At my college, which is fairly typical, we’ve been worried about the “man dearth” for a while now. We can get filled up pretty easily with solid students, but recruiting men is a challenge. We just started up intercollegiate football, which did reduce the “gender gap” for next fall. But everyone knows that that remedy is temporary.
Where are the men who should be in college? The credential of a college degree, of course, is more important than ever, given the “decline of well-paying manufacturing jobs.” Everyone talks about picking up flexible skills and competencies outside the formal academic structure, but it’s not like that’s so easy for the ordinary guy to do. Peter Thiel ain’t offering his entreprenurial grants to guys like that.
I’m not talking about my college now: It’s pretty clear that many or most colleges now have a kind a covert affirmative action for men. They’re knocking themselves out looking for them, and (perhaps) they’re compromising standards just a bit on their behalf. But the various schemes just aren’t working that well.
I’m not complaining about having to teach a disproportionate number of women: While I had a good number of really fine male students this spring, there’s no denying that women, in general, are more mature and have better personal discipline at 18 (or 19 or 22).
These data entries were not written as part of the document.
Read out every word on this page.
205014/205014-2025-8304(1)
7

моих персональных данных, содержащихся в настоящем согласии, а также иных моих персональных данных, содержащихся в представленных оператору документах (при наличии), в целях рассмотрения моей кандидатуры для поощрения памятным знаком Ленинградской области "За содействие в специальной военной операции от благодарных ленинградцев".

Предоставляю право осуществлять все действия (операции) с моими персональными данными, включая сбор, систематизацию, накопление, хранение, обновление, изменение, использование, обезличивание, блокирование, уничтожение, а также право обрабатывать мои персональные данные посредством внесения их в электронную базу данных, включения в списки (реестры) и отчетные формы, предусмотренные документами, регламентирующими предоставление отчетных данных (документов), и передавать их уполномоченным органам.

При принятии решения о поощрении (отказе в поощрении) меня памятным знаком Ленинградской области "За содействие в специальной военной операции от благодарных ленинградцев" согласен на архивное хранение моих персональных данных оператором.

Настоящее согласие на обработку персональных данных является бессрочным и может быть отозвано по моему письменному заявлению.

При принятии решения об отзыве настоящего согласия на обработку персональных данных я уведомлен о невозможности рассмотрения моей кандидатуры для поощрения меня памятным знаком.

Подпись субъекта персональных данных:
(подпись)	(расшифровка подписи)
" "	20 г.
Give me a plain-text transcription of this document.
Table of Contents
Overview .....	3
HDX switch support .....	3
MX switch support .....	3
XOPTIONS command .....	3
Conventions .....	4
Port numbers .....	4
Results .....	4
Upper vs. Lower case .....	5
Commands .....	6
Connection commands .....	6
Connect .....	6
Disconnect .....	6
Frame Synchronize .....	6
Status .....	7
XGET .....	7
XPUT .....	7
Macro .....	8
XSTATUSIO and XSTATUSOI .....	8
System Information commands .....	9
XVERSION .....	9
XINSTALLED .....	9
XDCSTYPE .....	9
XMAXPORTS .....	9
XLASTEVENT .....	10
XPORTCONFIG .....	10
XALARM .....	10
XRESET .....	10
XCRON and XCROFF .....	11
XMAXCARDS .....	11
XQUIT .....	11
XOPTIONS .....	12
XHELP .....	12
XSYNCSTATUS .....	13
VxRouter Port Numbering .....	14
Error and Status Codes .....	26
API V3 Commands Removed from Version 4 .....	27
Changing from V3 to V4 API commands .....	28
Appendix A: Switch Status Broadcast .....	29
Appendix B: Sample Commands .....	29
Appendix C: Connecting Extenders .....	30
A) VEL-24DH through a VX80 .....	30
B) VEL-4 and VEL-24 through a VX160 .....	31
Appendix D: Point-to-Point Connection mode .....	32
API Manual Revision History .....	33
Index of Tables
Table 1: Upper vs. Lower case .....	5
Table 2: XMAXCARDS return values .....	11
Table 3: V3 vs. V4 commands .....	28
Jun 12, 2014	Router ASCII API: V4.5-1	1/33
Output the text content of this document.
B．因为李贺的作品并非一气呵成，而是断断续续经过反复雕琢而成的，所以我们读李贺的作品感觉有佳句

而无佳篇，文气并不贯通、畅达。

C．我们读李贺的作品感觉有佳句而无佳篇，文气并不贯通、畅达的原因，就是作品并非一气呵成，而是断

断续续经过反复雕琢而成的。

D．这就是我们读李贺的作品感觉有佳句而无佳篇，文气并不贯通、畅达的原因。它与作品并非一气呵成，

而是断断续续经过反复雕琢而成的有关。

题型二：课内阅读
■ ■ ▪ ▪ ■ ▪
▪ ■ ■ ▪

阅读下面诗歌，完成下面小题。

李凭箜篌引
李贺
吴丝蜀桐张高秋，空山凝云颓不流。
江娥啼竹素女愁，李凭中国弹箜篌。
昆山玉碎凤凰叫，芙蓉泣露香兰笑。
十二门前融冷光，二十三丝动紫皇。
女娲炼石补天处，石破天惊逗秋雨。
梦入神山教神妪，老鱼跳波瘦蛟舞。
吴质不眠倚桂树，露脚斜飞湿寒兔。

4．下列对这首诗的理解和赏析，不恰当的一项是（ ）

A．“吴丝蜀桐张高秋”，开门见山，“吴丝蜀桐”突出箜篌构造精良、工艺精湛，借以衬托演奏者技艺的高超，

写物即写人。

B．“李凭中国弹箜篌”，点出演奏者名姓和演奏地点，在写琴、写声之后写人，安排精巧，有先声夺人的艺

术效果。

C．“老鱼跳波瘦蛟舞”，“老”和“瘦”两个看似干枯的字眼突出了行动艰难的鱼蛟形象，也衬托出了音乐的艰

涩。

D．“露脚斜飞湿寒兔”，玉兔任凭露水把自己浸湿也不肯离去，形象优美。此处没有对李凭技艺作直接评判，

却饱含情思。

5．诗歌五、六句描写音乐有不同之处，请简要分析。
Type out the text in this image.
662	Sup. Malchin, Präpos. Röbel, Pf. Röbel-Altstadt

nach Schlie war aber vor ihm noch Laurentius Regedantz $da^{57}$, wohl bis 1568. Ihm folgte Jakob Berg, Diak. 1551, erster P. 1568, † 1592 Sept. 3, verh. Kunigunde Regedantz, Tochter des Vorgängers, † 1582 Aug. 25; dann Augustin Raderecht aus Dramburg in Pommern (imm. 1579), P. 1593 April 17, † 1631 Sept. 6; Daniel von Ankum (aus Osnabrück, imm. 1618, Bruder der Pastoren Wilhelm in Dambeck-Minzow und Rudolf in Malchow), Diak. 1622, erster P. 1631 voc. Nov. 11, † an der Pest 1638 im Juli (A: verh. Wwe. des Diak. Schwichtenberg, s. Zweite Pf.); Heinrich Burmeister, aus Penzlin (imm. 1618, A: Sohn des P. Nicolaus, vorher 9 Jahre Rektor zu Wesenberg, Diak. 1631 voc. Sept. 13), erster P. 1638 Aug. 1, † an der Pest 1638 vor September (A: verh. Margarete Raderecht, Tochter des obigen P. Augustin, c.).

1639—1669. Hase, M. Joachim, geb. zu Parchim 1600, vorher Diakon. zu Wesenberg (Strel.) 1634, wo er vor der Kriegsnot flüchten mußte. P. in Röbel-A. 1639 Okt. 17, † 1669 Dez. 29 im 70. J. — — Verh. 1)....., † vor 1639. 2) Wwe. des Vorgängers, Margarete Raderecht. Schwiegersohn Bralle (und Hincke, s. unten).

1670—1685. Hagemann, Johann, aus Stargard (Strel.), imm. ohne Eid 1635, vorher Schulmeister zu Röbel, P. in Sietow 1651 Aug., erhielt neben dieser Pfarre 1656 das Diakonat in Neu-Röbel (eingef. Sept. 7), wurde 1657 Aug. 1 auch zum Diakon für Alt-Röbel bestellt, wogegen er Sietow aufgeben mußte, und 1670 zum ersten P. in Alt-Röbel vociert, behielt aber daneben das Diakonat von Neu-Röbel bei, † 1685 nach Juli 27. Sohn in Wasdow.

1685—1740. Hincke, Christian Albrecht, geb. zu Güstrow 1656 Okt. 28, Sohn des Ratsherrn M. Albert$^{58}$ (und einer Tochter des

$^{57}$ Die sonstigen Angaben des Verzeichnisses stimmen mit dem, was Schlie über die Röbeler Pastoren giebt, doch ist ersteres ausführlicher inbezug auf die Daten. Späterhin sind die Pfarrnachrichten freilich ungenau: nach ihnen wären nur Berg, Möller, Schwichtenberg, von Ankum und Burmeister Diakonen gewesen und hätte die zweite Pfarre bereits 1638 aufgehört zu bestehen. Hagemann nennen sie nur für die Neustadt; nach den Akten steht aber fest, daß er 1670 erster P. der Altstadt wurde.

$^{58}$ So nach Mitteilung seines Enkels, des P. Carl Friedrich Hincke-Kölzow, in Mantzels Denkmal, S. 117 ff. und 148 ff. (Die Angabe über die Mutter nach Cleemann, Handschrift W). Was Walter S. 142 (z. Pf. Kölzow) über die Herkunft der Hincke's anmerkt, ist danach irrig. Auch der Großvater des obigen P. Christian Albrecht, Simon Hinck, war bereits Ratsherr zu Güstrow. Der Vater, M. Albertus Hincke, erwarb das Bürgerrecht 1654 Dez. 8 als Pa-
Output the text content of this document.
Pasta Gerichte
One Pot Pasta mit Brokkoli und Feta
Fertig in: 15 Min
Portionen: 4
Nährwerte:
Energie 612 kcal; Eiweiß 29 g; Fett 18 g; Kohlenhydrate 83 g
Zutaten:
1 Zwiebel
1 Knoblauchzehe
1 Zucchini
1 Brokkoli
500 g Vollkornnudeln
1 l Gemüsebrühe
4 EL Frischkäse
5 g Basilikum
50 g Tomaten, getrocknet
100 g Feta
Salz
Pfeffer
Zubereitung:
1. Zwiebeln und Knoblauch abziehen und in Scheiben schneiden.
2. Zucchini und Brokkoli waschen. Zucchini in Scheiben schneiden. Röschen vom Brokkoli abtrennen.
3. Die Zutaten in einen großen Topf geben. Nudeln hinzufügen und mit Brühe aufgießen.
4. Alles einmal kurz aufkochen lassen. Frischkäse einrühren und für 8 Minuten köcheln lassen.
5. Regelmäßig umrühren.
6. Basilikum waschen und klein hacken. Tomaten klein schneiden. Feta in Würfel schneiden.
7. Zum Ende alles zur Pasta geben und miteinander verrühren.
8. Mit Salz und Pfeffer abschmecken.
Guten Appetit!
They also have much better social or relational skills, and so they are much better at flattering (someone might say playing) me. Given my self-esteem “issues,” I really appreciate that.
I want to talk about all six causes of the decline of the middle-class man. The somewhat mysterious epidemic of autism is above my pay grade, but I do see it with my own eyes. And then there are video games, which really do cause some young men to exhibit another kind of asocial behavior.
Whatever I might want to do (eventually), I’m just going to put forward for your consideration what might be the most controversial cause.
I call your attention to the “MIT study showing the sharp rise in single-parent households hurts boys more than girls.”
The “flight of fathers,” for one thing, creates “identity issues” for young men. They haven’t been given guidance—or role modeling—about “who I am and what I want to be.” The result is “achievement levels” suffer.
I would add that fewer young men are either being responsible fathers or thinking of themselves as fathers in the near future. Surely one powerful incentive for personal achievement is parenthood. And parenthood isn’t what it should be if the father isn’t present at home and doing his part.
Because most single-parent households are headed up by women, the toll on motherhood just hasn’t been as great. We might even say that moms seem more noble than ever. Maybe one powerful incentive for the personal achievement of women these days is the knowledge that they can’t and shouldn’t rely on men.
So it’s very possible to speculate that the achievement level of our men fades as their participation in genuinely responsible relational life fades. Or at least we can say that the two forms of fading are interdependent.